Devemos notar que esse era um empreendimento complexo para o noivo. Ele deveria realmente edificar um aposento separado da casa de seu pai. A suíte nupcial deveria ser linda – ninguém passa a lua de mel em “qualquer lugar”, e ali deveria haver provisões estocadas, pois noiva e noivo deveriam permanecer sete dias ali dentro ( sete anos para a Noiva de Jesus!). Esse projeto de construção tomaria praticamente um ano, e o pai do noivo deveria ser o juiz sobre quando a obra estaria terminada. (Nós podemos ver a lógica nisso – obviamente se fosse atribuído ao noivo, ele faria qualquer coisa e logo iria correndo buscar a garota!). Mas o pai do noivo, que já havia passado por isso na vida, e estava menos ansioso, deveria dar a palavra final sobre a obra estar terminada, e liberar o noivo para ir tomar sua noiva para si.

Por sua vez a noiva, estaria obrigada a esperar pacientemente. Ela deveria gastar tempo em preparar seu enxoval, e estar pronta quando o noivo chegasse. A tradição mandava que ela deveria ter consigo uma lâmpada de óleo, em caso do noivo chegar em altas horas da noite escura, pois ela deveria estar pronta para viajar de um momento para outro, assim que solicitada. Durante esse longo período de espera, ela deveria ser conhecida como “consagrada”, “separada” e “comprada por preço”. Ela era verdadeiramente uma “Senhora à espera”, mas não havia dúvida sobre o retorno do noivo. Algumas vezes o jovem poderia se ausentar por período realmente longo, mas obviamente, ele tinha pago um alto preço por sua noiva, e apesar de haverem outras mulheres disponíveis, ele certamente voltaria por sua escolhida, com a qual havia celebrado contrato.
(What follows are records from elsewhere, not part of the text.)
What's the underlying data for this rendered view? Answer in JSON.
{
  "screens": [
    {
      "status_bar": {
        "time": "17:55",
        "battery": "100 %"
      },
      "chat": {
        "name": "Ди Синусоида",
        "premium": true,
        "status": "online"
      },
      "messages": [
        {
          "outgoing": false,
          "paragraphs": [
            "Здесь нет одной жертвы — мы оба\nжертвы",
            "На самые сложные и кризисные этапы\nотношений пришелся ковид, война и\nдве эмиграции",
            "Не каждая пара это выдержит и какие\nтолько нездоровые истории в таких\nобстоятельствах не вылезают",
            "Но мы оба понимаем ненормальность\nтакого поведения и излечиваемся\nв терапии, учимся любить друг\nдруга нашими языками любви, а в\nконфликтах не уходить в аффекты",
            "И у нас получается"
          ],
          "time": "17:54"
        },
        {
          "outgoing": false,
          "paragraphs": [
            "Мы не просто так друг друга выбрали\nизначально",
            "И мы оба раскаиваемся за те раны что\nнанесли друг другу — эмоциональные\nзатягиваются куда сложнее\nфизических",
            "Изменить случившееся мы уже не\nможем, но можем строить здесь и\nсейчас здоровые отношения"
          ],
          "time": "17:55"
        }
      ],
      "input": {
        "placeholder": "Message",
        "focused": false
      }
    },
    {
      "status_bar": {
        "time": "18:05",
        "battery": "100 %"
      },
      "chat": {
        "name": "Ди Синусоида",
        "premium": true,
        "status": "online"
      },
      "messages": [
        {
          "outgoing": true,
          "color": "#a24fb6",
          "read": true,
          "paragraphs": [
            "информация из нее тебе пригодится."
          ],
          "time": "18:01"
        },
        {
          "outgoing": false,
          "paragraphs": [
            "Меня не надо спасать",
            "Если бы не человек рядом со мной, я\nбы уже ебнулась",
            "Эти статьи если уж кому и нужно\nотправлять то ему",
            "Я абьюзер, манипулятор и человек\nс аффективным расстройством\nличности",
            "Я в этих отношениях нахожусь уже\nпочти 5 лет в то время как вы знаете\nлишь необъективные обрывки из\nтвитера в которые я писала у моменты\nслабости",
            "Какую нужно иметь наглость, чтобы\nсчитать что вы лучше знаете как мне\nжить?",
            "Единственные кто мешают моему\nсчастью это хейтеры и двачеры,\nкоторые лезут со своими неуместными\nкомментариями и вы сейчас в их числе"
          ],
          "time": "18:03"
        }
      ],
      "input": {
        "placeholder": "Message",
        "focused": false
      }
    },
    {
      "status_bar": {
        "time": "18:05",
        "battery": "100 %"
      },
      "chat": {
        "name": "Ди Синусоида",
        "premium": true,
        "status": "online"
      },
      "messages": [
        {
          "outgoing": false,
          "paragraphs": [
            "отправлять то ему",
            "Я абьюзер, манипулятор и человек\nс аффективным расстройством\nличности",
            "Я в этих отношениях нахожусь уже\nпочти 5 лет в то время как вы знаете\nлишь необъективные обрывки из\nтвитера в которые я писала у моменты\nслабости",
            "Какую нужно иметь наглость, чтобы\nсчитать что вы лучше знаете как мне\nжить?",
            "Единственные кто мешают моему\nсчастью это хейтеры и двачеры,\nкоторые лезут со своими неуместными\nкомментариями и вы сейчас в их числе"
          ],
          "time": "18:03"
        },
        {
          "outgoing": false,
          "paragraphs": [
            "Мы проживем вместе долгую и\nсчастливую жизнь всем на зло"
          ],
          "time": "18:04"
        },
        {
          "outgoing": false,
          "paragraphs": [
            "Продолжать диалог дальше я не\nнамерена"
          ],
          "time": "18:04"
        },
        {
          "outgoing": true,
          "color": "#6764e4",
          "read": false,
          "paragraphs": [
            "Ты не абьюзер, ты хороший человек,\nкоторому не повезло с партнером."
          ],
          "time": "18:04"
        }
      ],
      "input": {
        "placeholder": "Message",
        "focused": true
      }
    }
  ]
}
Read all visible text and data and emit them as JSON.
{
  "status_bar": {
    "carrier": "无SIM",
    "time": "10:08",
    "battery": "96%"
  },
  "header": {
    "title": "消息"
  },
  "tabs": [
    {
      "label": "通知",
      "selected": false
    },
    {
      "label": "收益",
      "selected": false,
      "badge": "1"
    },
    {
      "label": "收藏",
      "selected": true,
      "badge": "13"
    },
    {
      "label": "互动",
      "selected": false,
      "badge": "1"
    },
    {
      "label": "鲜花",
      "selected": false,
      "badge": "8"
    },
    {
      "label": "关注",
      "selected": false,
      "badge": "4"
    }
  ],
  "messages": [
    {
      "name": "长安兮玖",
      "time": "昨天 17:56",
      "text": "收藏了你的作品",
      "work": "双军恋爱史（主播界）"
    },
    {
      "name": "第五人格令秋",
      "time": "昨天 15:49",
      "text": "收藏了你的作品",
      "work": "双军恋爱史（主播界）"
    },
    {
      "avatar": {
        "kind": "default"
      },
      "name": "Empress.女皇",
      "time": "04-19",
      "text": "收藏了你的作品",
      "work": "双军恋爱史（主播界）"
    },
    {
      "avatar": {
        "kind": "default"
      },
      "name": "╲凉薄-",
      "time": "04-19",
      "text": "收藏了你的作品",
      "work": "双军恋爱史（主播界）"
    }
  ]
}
A Noiva, nesse período de espera, deveria usar um véu, sempre que saísse de casa, a fim de que outros jovens soubessem que ela estava comprometida, e assim não se aproximariam dela com outra oferta de casamento. (Hoje a Noiva de Cristo deve se apresentar com um “véu”, “um posicionamento” – aqueles que não compreendem nossa aliança com o Senhor, tentarão nos oferecer outros contratos, que violariam aquele que fizemos com nosso Noivo. Ela deve resistir aos que ofereçam traições e aguardar por aquele que pagou o preço por ela!)

Quando o ano vai passando, a noiva deve convocar suas irmãs e suas melhores amigas, e todos os demais que deveriam ir com ela para as bodas, quando da chegada do noivo. E todos deveriam ter suas lâmpadas com óleo prontas! Se nessa altura alguém, vendo o noivo trabalhando para concluir sua câmara nupcial pergunta-se a ele: “Quando será o grande dia?” Ele teria que responder: “Só meu pai sabe”!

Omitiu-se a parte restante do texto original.